To hear him tell it, even O.J. Simpson found his recent trial testimony a trifle thin on narrative detail. “I wish I could talk more,” he wistfully told bystanders in the courthouse. When the defense begins its case in the wrongful-death lawsuit this week, Simpson and his lead attorney, Robert Baker, will have ample opportunity to expand on their version of the relationship between the defendant and his ex-wife Nicole and to explain in O.J.’s own words where he was and what he was doing the night she and Ronald Goldman were killed.
That tale was always going to require deft storytelling, but now the task has been made even more difficult.

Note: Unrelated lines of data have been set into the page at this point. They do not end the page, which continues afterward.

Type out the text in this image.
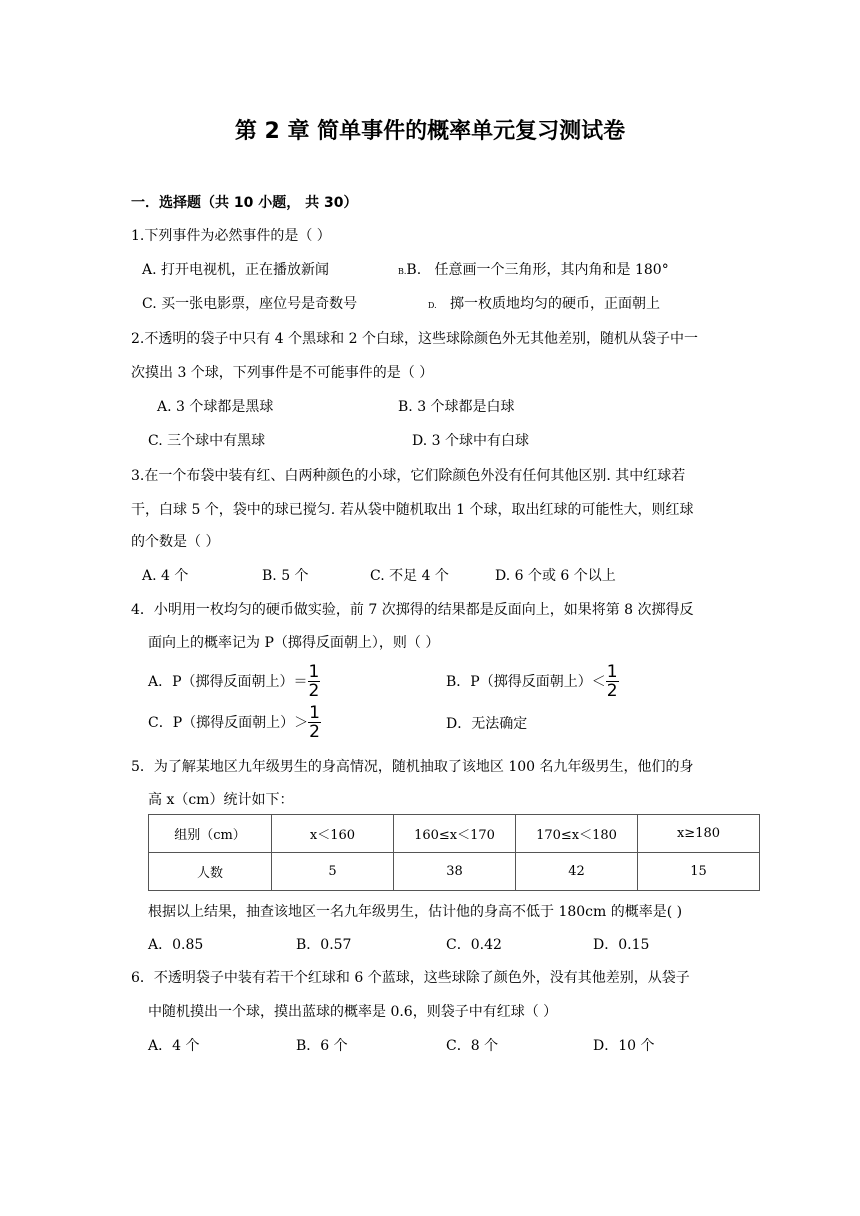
第 2 章 简单事件的概率单元复习测试卷
一．选择题（共 10 小题， 共 30）
1.下列事件为必然事件的是（ ）
A. 打开电视机，正在播放新闻	B.B. 任意画一个三角形，其内角和是 180°
C. 买一张电影票，座位号是奇数号	D. 掷一枚质地均匀的硬币，正面朝上
2.不透明的袋子中只有 4 个黑球和 2 个白球，这些球除颜色外无其他差别，随机从袋子中一
次摸出 3 个球，下列事件是不可能事件的是（ ）
A. 3 个球都是黑球	B. 3 个球都是白球
C. 三个球中有黑球	D. 3 个球中有白球
3.在一个布袋中装有红、白两种颜色的小球，它们除颜色外没有任何其他区别. 其中红球若
干，白球 5 个，袋中的球已搅匀. 若从袋中随机取出 1 个球，取出红球的可能性大，则红球
的个数是（ ）
A. 4 个	B. 5 个	C. 不足 4 个	D. 6 个或 6 个以上
4．小明用一枚均匀的硬币做实验，前 7 次掷得的结果都是反面向上，如果将第 8 次掷得反
面向上的概率记为 P（掷得反面朝上），则（ ）
A．P（掷得反面朝上）＝ $\frac{1}{2}$	B．P（掷得反面朝上）＜ $\frac{1}{2}$
C．P（掷得反面朝上）＞ $\frac{1}{2}$	D．无法确定
5．为了解某地区九年级男生的身高情况，随机抽取了该地区 100 名九年级男生，他们的身
高 x（cm）统计如下：
组别（cm）	x＜160	160≤x＜170	170≤x＜180	x≥180
人数	5	38	42	15
根据以上结果，抽查该地区一名九年级男生，估计他的身高不低于 180cm 的概率是( )
A．0.85	B．0.57	C．0.42	D．0.15
6．不透明袋子中装有若干个红球和 6 个蓝球，这些球除了颜色外，没有其他差别，从袋子
中随机摸出一个球，摸出蓝球的概率是 0.6，则袋子中有红球（ ）
A．4 个	B．6 个	C．8 个	D．10 个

By the end of last week, the plaintiffs had presented 31 witnesses who refuted almost everything O.J. said when he was on the witness stand. And the emotional testimony by Nicole’s mother, Juditha Brown, could make it even riskier for Baker to deliver on the promise he made in his opening statement to prove that Nicole recklessly consorted with drug dealers and prostitutes. On the defense witness list: Nicole’s former friend Cora Fischman, who is expected to testify that at the time of her death Nicole was on the verge of a nervous breakdown and obsessed with reuniting with O.J. All this could turn the jury off. “It is not likely to work,” says Michael Seidman, professor of criminal law at the Georgetown University Law Center. “It doesn’t explain a million things that Simpson has to explain. But I don’t know that I could come up with a better strategy.”
The biggest challenge for Baker, a respected trial lawyer who usually defends doctors against medical-malpractice claims, may come from his celebrity client. When the spotlight-seeking Simpson returns to the stand to answer friendlier questions from his own lawyers, he could be less guarded and even more prone to missteps. Says Seidman: “When you rehabilitate a witness, you give him a little more leeway to explain things at greater length.”
There is so much that needs to be explained. The plaintiffs have elicited damaging testimony from Simpson’s former girlfriend Paula Barbieri, as well as his longtime buddy Al Cowlings, who reluctantly admitted that Nicole had confided that O.J. hit her. (Both were excluded from the murder trial because prosecutors considered them to be uncooperative, unpredictable witnesses.) Probably the most controversial testimony came from a worker for a battered woman’s shelter who told how a frightened woman named Nicole called the facility a few days before the murders saying that her famous ex-husband was stalking and threatening her. A day later, Judge Hiroshi Fujisaki instructed the jury that they could consider the telephone call only as an indicator of Nicole’s state of mind. (That testimony was excluded from the murder trial as hearsay.)
Meanwhile, the Simpson custody trial also took an unexpected turn when the Brown family, which is seeking to gain permanent guardianship of Simpson’s two children, filed a motion to introduce the details of the murder case into the custody dispute. Judge Nancy Wieben Stock will decide whether to allow that evidence this week. If she does, the custody proceeding could become yet another mini-murder trial.